The bus that passes by Ainokura at 7:52 is scheduled to be at Joanna station at 8:20. There is a JR train from Joanna station to Takaoka at 8:25. When I was planning for this trip, I didn’t know that virtually all trains and busses in Japan are on time, so I thought 5 minutes was not enough to get from the bus stop to the train. I therefore planned to continue using the same bus all the way to Takaoka, even though the journey was more than 1,5 hours.
When the bus arrived at Joanna station however, the bus driver seemed very surprised that we didn’t leave the bus. I assume we weren’t the first foreigners who took that bus and he did not understand why we would even consider to stay on the bus, if there was a faster train. So he was saying a lot of things to us in Japanese, none of which we understood. But when we asked “Takaoka”, he pointed at the train station and nodded and said “Hai! Hai!” (“Yes! Yes!”). So we jumped off the bus and into the station, which turned out to be very small, with only 2 tracks, and the train for Takaoka waiting on track 1.
Tip: if you take the first bus from Ainokura to Takaoka, you can safely assume that you have enough time to transfer at the Joanna station, thus saving on the bus fare (assuming you have a JR Pass).
The train departed at 8:25, but it wasn’t a speedy train at all: it stops in every station and travels 50 km/h at most. Yet, you get to Takaoka in less than an hour, which is still much faster than the bus.
Takaoka station is a lot bigger than Joanna. Our train to Kanazawa only left at 10:44, so we took the time to grab a coffee.
The Thunderbird train from Takaoka to Kanazawa goes pretty fast. Before we knew it, we arrived in Kanazawa (25 minutes).
The hotel check-in time was 2pm and as we knew by now, they don’t make any exceptions. So we left our luggage at the hotel and went to the bus station (in front of the train station).
Kanazawa has a very useful one-day bus pass that you can use on 3 busses that get you to most of the touristic places.
Tip: Buy a ONE DAY PASS at the bus ticket office (500 yen). It not only allows you to use the 3 main busses that go through the city, it also entitles you to a discount in a lot of places (indicated with a purple diamond on this map)

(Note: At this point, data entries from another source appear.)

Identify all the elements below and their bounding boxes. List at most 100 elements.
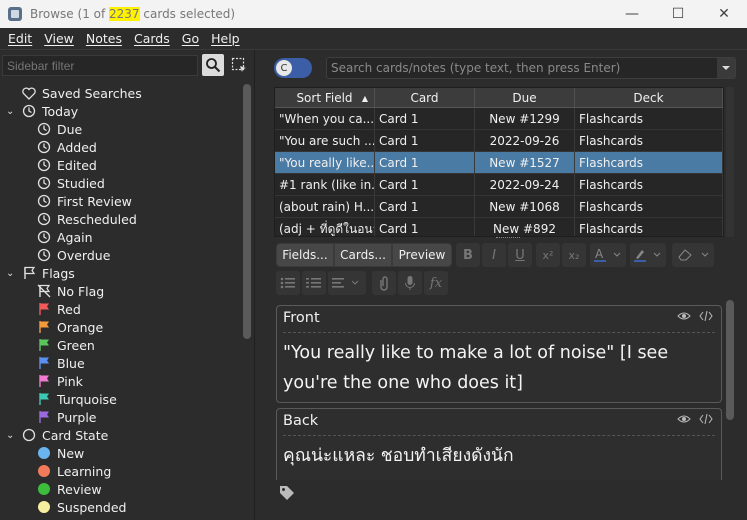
code-icon[interactable] [699, 413, 713, 427]
table-row[interactable]: (adj + ที่ดูดีในอนาคต...Card 1New #892Fl… [275, 218, 723, 236]
sidebar-item-new[interactable]: New [0, 444, 240, 462]
table-row[interactable]: (about rain) H... Card 1 New #1068 Flashcar… [275, 196, 723, 218]
sidebar-item-no-flag[interactable]: No Flag [0, 282, 240, 300]
cell-deck: Flashcards [575, 108, 723, 130]
sidebar-item-purple[interactable]: Purple [0, 408, 240, 426]
sidebar-item-overdue[interactable]: Overdue [0, 246, 240, 264]
align-icon[interactable] [328, 271, 366, 295]
menu-edit[interactable]: Edit [0, 31, 38, 46]
sidebar-item-edited[interactable]: Edited [0, 156, 240, 174]
chevron-down-icon[interactable]: ⌄ [6, 106, 16, 117]
chevron-down-icon[interactable] [717, 58, 735, 78]
highlight-color-icon[interactable] [630, 243, 666, 267]
sidebar-item-orange[interactable]: Orange [0, 318, 240, 336]
preview-button[interactable]: Preview [392, 243, 452, 267]
sidebar-item-label: Blue [57, 355, 85, 371]
sidebar-item-pink[interactable]: Pink [0, 372, 240, 390]
fields-button[interactable]: Fields... [276, 243, 334, 267]
sidebar-item-flags[interactable]: ⌄ Flags [0, 264, 240, 282]
eye-icon[interactable] [677, 311, 691, 324]
column-card[interactable]: Card [375, 88, 475, 108]
underline-icon[interactable]: U [508, 243, 532, 267]
bulleted-list-icon[interactable] [276, 271, 300, 295]
cell-card: Card 1 [375, 130, 475, 152]
table-row[interactable]: "You really like... Card 1 New #1527 Flashc… [275, 152, 723, 174]
minimize-button[interactable]: — [609, 0, 655, 28]
eraser-icon[interactable] [672, 243, 714, 267]
cards-notes-toggle[interactable]: C [274, 58, 312, 78]
sidebar-item-blue[interactable]: Blue [0, 354, 240, 372]
selected-count-highlight: 2237 [109, 7, 140, 21]
sidebar-item-added[interactable]: Added [0, 138, 240, 156]
chevron-down-icon[interactable]: ⌄ [6, 268, 16, 279]
field-back[interactable]: Back คุณน่ะแหละ ชอบทำเสียงดังนัก [276, 408, 722, 480]
sidebar-item-first-review[interactable]: First Review [0, 192, 240, 210]
sidebar-item-green[interactable]: Green [0, 336, 240, 354]
cell-card: Card 1 [375, 196, 475, 218]
table-row[interactable]: #1 rank (like in... Card 1 2022-09-24 Flash… [275, 174, 723, 196]
search-icon[interactable] [202, 54, 224, 76]
splitter-handle[interactable] [496, 237, 520, 241]
function-icon[interactable]: fx [424, 271, 448, 295]
menu-go[interactable]: Go [176, 31, 205, 46]
editor-scrollbar[interactable] [726, 300, 734, 420]
sidebar-item-review[interactable]: Review [0, 480, 240, 498]
sidebar-item-red[interactable]: Red [0, 300, 240, 318]
cell-deck: Flashcards [575, 130, 723, 152]
microphone-icon[interactable] [398, 271, 422, 295]
table-row[interactable]: "When you ca... Card 1 New #1299 Flashcards [275, 108, 723, 130]
dot-icon [36, 445, 52, 461]
attach-icon[interactable] [372, 271, 396, 295]
clock-icon [36, 175, 52, 191]
sidebar-item-due[interactable]: Due [0, 120, 240, 138]
sidebar-item-saved-searches[interactable]: Saved Searches [0, 84, 240, 102]
tag-icon[interactable] [278, 484, 296, 502]
menu-notes[interactable]: Notes [80, 31, 128, 46]
menu-view[interactable]: View [38, 31, 80, 46]
sidebar-item-studied[interactable]: Studied [0, 174, 240, 192]
maximize-button[interactable]: ☐ [655, 0, 701, 28]
eye-icon[interactable] [677, 414, 691, 427]
sidebar-item-label: Purple [57, 409, 97, 425]
chevron-down-icon[interactable]: ⌄ [6, 430, 16, 441]
cell-sort: "You are such ... [275, 130, 375, 152]
field-content[interactable]: "You really like to make a lot of noise"… [283, 338, 715, 398]
sidebar-item-rescheduled[interactable]: Rescheduled [0, 210, 240, 228]
sidebar-item-again[interactable]: Again [0, 228, 240, 246]
close-button[interactable]: ✕ [701, 0, 747, 28]
italic-icon[interactable]: I [482, 243, 506, 267]
menu-cards[interactable]: Cards [128, 31, 176, 46]
flag-icon [36, 409, 52, 425]
field-front[interactable]: Front "You really like to make a lot of … [276, 305, 722, 403]
search-placeholder: Search cards/notes (type text, then pres… [331, 61, 621, 75]
dot-icon [36, 481, 52, 497]
selection-tool-icon[interactable] [230, 55, 248, 75]
table-scrollbar[interactable] [726, 87, 734, 237]
column-deck[interactable]: Deck [575, 88, 723, 108]
column-sort-field[interactable]: Sort Field ▲ [275, 88, 375, 108]
column-due[interactable]: Due [475, 88, 575, 108]
sidebar-item-today[interactable]: ⌄ Today [0, 102, 240, 120]
text-color-icon[interactable]: A [590, 243, 626, 267]
search-input[interactable]: Search cards/notes (type text, then pres… [326, 57, 736, 79]
table-row[interactable]: "You are such ... Card 1 2022-09-26 Flashca… [275, 130, 723, 152]
code-icon[interactable] [699, 310, 713, 324]
superscript-icon[interactable]: x² [536, 243, 560, 267]
bold-icon[interactable]: B [456, 243, 480, 267]
cell-card: Card 1 [375, 108, 475, 130]
cell-due: New #1527 [475, 152, 575, 174]
sidebar-item-learning[interactable]: Learning [0, 462, 240, 480]
numbered-list-icon[interactable] [302, 271, 326, 295]
flag-icon [21, 265, 37, 281]
sidebar-item-card-state[interactable]: ⌄ Card State [0, 426, 240, 444]
sidebar-item-suspended[interactable]: Suspended [0, 498, 240, 516]
sidebar-scrollbar[interactable] [243, 84, 251, 339]
field-content[interactable]: คุณน่ะแหละ ชอบทำเสียงดังนัก [283, 441, 715, 471]
subscript-icon[interactable]: x₂ [562, 243, 586, 267]
cards-button[interactable]: Cards... [334, 243, 392, 267]
sidebar-item-turquoise[interactable]: Turquoise [0, 390, 240, 408]
sidebar-item-label: Learning [57, 463, 112, 479]
clock-icon [36, 211, 52, 227]
menu-help[interactable]: Help [205, 31, 246, 46]
sidebar-filter-input[interactable] [2, 55, 198, 76]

The bus system in the center of Kanazawa is very simple: you first decide which place you want to go to, then look for the closest bus stop and then take the right bus: the stops are indicated with letters and a number. The letter indicates the bus line (S for the Kenrokuen Shuttle, LL for the Kanazawa Left Loop Bus and RL for the Kanazawa Right Loop Bus). They run from approx. 8 am till 6pm. We had some difficulty in the beginning determining which bus was LL and which one RL (they both depart from bus stop #3), but the colors of the bus stops indicated on the map at the side of the bus can help: green for LL, orange for RL.
You only show you ONE DAY PASS at the driver when you get off. The bus stops are announced in Japanese and English, on a screen and verbally. What surprised me was that the bus driver always says when he or she will start driving (e.g. after stopping at a bus stop or for a red light) and even warns people that the bus will make a left or right turn. A bit overkill, if you ask me 🙂
We first went to the D.T. Suziki museum ∗∗∗ ( on Maps Kanazawa (pdf)). The building is designed by Yoshio Taniguchi (who also designed parts of MOMA (New York) and the Gallery of Horyuji (Tokyo). The architecture is stunning. It’s pure, elegant and superbly well made. The museum itself is dedicated to the Buddhist philosopher D.T. Suzuki, who is said to have introduced Zen to the Western world. The museum is very Zen as well, with just 3 rooms, a few objects, pictures and books and a design that gives you peace.
For lunch, we went to the Ishikawa Prefectural Museum of Art ( on Maps Kanazawa (pdf)). We did not go into the museum, but you can have lunch in the restaurant without the need for a ticket. The location is very nice (insert pictures) and the food excellent. Especially the sweets by master pastry chef and master chocolatier Hironobu Tsujiguchi are delicious. The café/restaurant is named after him: “Le musée de H”.
We then visited the 21st Century Museum of Contemporary Art ∗∗ ( on Maps Kanazawa (pdf)), designed by SANAA. Only half of the building was open (a new exhibition was being built), but the main attraction is “Swimming Pool”, Leandro Erlich.
If you are in Kanazawa, you have to eat sea food. So we looked for a good sushi restaurant and ended up in Morimorizushi Kanazawa-ekimaeten ∗∗∗, a kiten-zushi, restaurants where plates of sushi revolve on a conveyor belt. This one is special however, as each table has an iPad where you make your selection and the sushi is freshly made. It was definitely the best sushi I ever had. You’ll find the restaurant at the back of the 6th floor of the Kanazawa Forus shopping mall (next to the station).
When looking for the restaurant, we were amazed to see that quite a number of them are displaying all their dishes outside, made of some plastic that looks relatively authentic. It doesn’t look very tasty to me, but I assume it works for the Japanese.